彼らが笑っている。笑って、あのヒトを蹴っている。
「ハハっ! バカ! バカ! バーカ! オレに逆らうからこうなるんだよ! アイツに弟なんていねぇよ! 普通気が付くだろ? あんな奴が弟の為に家に金入れる分けないだろ、バーカ! キョウジくんはアサシンだ、バァァァァァカ!」
そういう事らしい。
酷い話だなー、と彼女は思う。
やはりあのヒトは変な所で弱い。だから心配だ。だからついつい世話を焼いてしまう。だから彼女は――好きに成った。
さて、ヤチ君一人では雛菊さんを守れないかもしれない。
だったらあのヒトに近づける様に成ったら助けてあげよう。言葉を掛けよう。
そう――
私の失恋を、始めよう。
カイは混乱していた。
知人の見送りにアマナの東部に来た際に当然始まったその知人と神父の戦い。
竜狩人の、皇国武者の端くれを自称するカイにとってはとても為に成り、同時に酷く自信を喪失しそうなその光景の最中、教会側の一人が一手言葉にカイは駆けだした。
アイツの憂いを取って、アイツを助けるとかそんな気持ちは無い。ただ、その言葉をアイツが聞いたら、確実にこうするだろうと言う確信が有ったから、走り出した。
アイツが動けば助かる命。それをアイツが居ないから失わせる。それは酷く滑稽だ。だから、走る。代わりなどと大それた事は言わない。カイだって人質を取って他人を言いなりにする様な奴は嫌いだ。だから、その人質を助けるべく、走っていた。
そして気が付いた。
何人も、何人も、同じように走っている事に。
先行しているのはカイと同じ様に武器を携えた竜狩人だけだが、前まではもっとたくさんのヒトが居た。
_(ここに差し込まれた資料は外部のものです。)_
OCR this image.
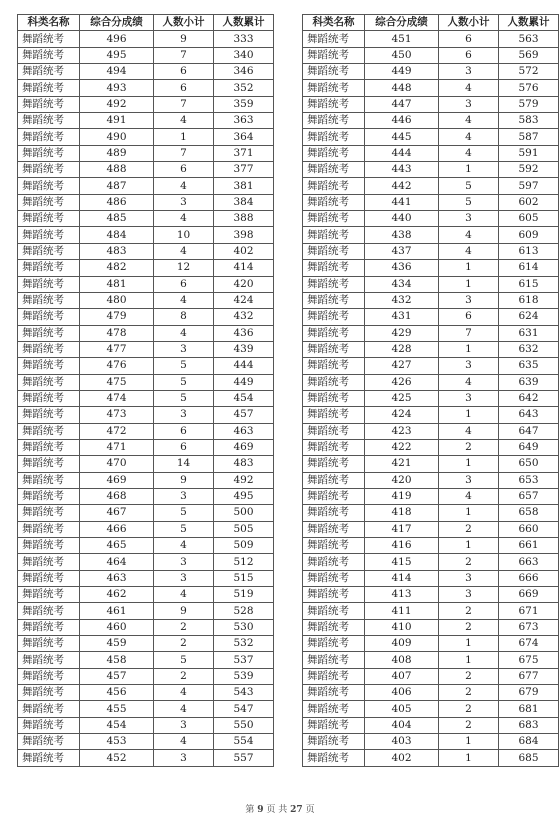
科类名称	综合分成绩	人数小计	人数累计
舞蹈统考	496	9	333
舞蹈统考	495	7	340
舞蹈统考	494	6	346
舞蹈统考	493	6	352
舞蹈统考	492	7	359
舞蹈统考	491	4	363
舞蹈统考	490	1	364
舞蹈统考	489	7	371
舞蹈统考	488	6	377
舞蹈统考	487	4	381
舞蹈统考	486	3	384
舞蹈统考	485	4	388
舞蹈统考	484	10	398
舞蹈统考	483	4	402
舞蹈统考	482	12	414
舞蹈统考	481	6	420
舞蹈统考	480	4	424
舞蹈统考	479	8	432
舞蹈统考	478	4	436
舞蹈统考	477	3	439
舞蹈统考	476	5	444
舞蹈统考	475	5	449
舞蹈统考	474	5	454
舞蹈统考	473	3	457
舞蹈统考	472	6	463
舞蹈统考	471	6	469
舞蹈统考	470	14	483
舞蹈统考	469	9	492
舞蹈统考	468	3	495
舞蹈统考	467	5	500
舞蹈统考	466	5	505
舞蹈统考	465	4	509
舞蹈统考	464	3	512
舞蹈统考	463	3	515
舞蹈统考	462	4	519
舞蹈统考	461	9	528
舞蹈统考	460	2	530
舞蹈统考	459	2	532
舞蹈统考	458	5	537
舞蹈统考	457	2	539
舞蹈统考	456	4	543
舞蹈统考	455	4	547
舞蹈统考	454	3	550
舞蹈统考	453	4	554
舞蹈统考	452	3	557
科类名称	综合分成绩	人数小计	人数累计
舞蹈统考	451	6	563
舞蹈统考	450	6	569
舞蹈统考	449	3	572
舞蹈统考	448	4	576
舞蹈统考	447	3	579
舞蹈统考	446	4	583
舞蹈统考	445	4	587
舞蹈统考	444	4	591
舞蹈统考	443	1	592
舞蹈统考	442	5	597
舞蹈统考	441	5	602
舞蹈统考	440	3	605
舞蹈统考	438	4	609
舞蹈统考	437	4	613
舞蹈统考	436	1	614
舞蹈统考	434	1	615
舞蹈统考	432	3	618
舞蹈统考	431	6	624
舞蹈统考	429	7	631
舞蹈统考	428	1	632
舞蹈统考	427	3	635
舞蹈统考	426	4	639
舞蹈统考	425	3	642
舞蹈统考	424	1	643
舞蹈统考	423	4	647
舞蹈统考	422	2	649
舞蹈统考	421	1	650
舞蹈统考	420	3	653
舞蹈统考	419	4	657
舞蹈统考	418	1	658
舞蹈统考	417	2	660
舞蹈统考	416	1	661
舞蹈统考	415	2	663
舞蹈统考	414	3	666
舞蹈统考	413	3	669
舞蹈统考	411	2	671
舞蹈统考	410	2	673
舞蹈统考	409	1	674
舞蹈统考	408	1	675
舞蹈统考	407	2	677
舞蹈统考	406	2	679
舞蹈统考	405	2	681
舞蹈统考	404	2	683
舞蹈统考	403	1	684
舞蹈统考	402	1	685
第 9 页 共 27 页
その中のマリーと言う娼婦にカイはファーストキスを奪われていた。曰く――あたしの分まであの子をたすけてやっとくれよ! そして、ぶちゅー。酷い話だ。気合を入れるとか言う良く分からない理由で奪われたさくらんぼ味を返して欲しい。柔らかかったが。良い匂いがしたが。でも、返して欲しい。
兎も角。
事故の様に奪われた自分のさくらんぼは兎も角。カイは何人かの竜狩人と共に、有る場所への道を走っていた。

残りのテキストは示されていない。